Retirement Income Planning: What ROI Means (Or Should Mean) To Retirees
No retiree wants to discover that his or her retirement income is at risk. Last month I explained why most retirees should have a plan for monthly income that protects against risks that can diminish one’s capacity to generate sufficient income. Using an example of 10 financially identical retirees, I showed how remarkably different financial outcomes are possible based solely upon minor differences in the timing of retirement. I showed how timing Risk, especially, warrants your careful attention.
Today, I will explain why retirees should view the popular term “ROI” differently than younger investors, and why understanding its meaning in a different context is important to financial success in retirement.
Most investors, including retired investors, logically associate ROI with return-on-investment. This makes sense. When investing, we’re typically concerned with “returns” above all else. The higher the rate of return we can earn on our investments the better. Financial advisers design investment portfolios that seek to maximize returns consistent with the investor’s tolerance for risk. Younger investors typically strive for the highest possible ROI because they have time on their side. Their objective is to accumulate the greatest amount of money possible.
As investors approach retirement, their investment focus often changes to a more conservative approach. This is the time when many people shift a portion of their investments in equities to bonds and cash. This makes sense as it helps to limit the potential damage resulting from investment losses should equities turn downward just prior to the investor moving into retirement. However, when the time comes for the retiree to begin the distribution of his or her savings in order to generate monthly income, another mindset is called for.

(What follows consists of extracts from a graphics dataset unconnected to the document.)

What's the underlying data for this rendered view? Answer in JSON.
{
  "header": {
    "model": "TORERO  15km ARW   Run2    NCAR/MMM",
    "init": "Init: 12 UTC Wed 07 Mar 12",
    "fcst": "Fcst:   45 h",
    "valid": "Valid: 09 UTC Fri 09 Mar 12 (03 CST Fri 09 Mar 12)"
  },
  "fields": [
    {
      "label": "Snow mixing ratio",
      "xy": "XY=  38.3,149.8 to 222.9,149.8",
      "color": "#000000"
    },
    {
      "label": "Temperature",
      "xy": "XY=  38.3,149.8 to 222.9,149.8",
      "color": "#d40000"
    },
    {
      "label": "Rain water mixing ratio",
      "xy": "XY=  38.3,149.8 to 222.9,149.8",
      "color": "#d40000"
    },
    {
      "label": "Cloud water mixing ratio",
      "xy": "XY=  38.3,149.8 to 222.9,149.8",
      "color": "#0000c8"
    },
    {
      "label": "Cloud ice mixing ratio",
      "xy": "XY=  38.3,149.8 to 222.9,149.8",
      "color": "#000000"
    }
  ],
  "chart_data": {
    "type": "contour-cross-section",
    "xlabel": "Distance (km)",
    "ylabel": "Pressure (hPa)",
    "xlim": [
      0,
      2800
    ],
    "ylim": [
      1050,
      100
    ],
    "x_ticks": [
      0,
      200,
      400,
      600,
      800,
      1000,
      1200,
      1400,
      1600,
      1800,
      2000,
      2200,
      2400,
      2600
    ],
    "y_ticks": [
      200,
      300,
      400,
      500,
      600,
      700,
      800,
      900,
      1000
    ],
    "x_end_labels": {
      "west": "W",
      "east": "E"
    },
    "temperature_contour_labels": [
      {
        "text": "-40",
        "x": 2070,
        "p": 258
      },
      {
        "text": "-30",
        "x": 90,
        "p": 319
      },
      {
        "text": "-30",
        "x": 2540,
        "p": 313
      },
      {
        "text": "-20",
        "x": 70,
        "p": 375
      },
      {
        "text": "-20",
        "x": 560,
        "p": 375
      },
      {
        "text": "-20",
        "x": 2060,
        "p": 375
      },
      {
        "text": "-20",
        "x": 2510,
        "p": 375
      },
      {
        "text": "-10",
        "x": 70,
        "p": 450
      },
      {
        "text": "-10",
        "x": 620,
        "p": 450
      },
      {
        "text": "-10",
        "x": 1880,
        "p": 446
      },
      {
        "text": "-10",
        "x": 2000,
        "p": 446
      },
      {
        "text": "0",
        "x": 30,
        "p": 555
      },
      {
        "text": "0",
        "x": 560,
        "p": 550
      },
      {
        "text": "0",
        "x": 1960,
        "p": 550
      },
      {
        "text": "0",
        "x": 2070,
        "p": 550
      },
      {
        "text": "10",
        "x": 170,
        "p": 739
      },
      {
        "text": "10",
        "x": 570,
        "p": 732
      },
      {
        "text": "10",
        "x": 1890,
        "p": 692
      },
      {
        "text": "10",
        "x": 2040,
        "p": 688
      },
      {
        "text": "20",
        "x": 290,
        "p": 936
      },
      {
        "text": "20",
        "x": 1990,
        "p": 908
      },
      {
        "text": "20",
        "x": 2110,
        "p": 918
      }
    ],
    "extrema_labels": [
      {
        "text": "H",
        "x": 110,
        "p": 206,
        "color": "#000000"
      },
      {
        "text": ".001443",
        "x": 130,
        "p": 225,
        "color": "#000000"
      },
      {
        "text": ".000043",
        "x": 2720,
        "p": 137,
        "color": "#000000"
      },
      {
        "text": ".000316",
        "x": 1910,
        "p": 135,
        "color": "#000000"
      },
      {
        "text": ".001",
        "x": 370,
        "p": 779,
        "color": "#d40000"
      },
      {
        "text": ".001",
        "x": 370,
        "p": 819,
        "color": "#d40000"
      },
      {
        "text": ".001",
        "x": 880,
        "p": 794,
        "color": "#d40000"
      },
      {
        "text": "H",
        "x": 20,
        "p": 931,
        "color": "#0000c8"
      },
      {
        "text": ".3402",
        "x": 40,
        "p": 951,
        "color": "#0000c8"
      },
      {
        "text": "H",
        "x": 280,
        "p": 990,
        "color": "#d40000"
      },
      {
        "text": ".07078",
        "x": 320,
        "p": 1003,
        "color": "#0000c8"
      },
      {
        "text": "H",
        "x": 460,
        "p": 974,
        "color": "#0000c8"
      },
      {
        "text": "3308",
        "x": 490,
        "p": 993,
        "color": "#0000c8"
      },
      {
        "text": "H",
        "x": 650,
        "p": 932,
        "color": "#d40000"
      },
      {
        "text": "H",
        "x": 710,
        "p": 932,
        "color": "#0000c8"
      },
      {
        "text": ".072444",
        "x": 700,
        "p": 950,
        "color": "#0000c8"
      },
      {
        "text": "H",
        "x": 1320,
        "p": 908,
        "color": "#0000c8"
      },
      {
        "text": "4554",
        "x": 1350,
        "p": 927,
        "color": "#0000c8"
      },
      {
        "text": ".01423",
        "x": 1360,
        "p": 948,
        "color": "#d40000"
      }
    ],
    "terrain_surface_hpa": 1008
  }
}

“Distribution Time” is When ROI Takes on a New Definition
Here’s a quick thought experiment: Picture yourself as a recent retiree. While you can’t know how long you’ll live in retirement, you’re both in good health and mindful of the possibility that your retirement may endure for decades. Considering that you are no longer earning a salary from work, you recognize that to cover your monthly living expenses you will be relying upon your retirement savings to produce income. Imagine that at this juncture you are approached by a financial adviser who poses these two questions: Are you interested in an investment strategy that seeks to produce the highest return-on-investment (ROI)? Or would you prefer a strategy that seeks to produce the highest reliability of income (ROI)? Although this is the first time you’ve been asked these particular questions, you’re probably going to tell the financial adviser that your top priority is achieving the highest reliability of income. In this regard, you are typical of the majority of retirees who respond this way when asked about which objective is most important to them.
The problem is that too few financial advisers frame the issue in this manner with the result that many retirees are never asked to choose between what amounts to mutually exclusive investment objectives. It’s simply not possible to construct investment portfolios that simultaneously seek to deliver on both definitions of “ROI.” Retirees, therefore, must clearly communicate their properties to their financial advisers.
If you are a retiree whose objective is the highest reliability of income, let me suggest a simple framework that will help you select a financial adviser whose expertise and focus aligns with your preference. During your first meeting with the financial adviser, ask these three simple questions:
- Is the focus of your practice working with retirees who face the need to convert their savings into monthly retirement income?
- Do you favor constructing investment portfolios that seek the greatest investment accumulation, or the highest reliability of income?
- How do you set up a retiree’s portfolio to deliver monthly income?
How the adviser answers these three questions will give you a great starting point for selecting the adviser who will work most successfully with you in retirement. Question one must be answered, “yes.” Retirement income planning is a distinct practice specialty, and not all financial advisers have the necessary expertise to properly guide you.
Question two must be answered, “reliability of income.” A significant segment of the financial adviser population continues to prioritize investment accumulation above all else when working with both younger and older clients. Most retirees will be best served when working with an adviser who specializes in constructing portfolios that seek reliable monthly income.
When evaluating the financial adviser’s answer to question three, what you do not want to hear is any answer that indicates the use of a “systematic” or “regular withdrawal” approach. Rather, you’ll want to look for answers that describe investing strategies that blend both safe and at-risk investments, the inclusion of annuities and an overall focus on mitigating risks.
Recalling that no retiree stops needing income, this is the best way to help ensure that your retirement income will continue for life.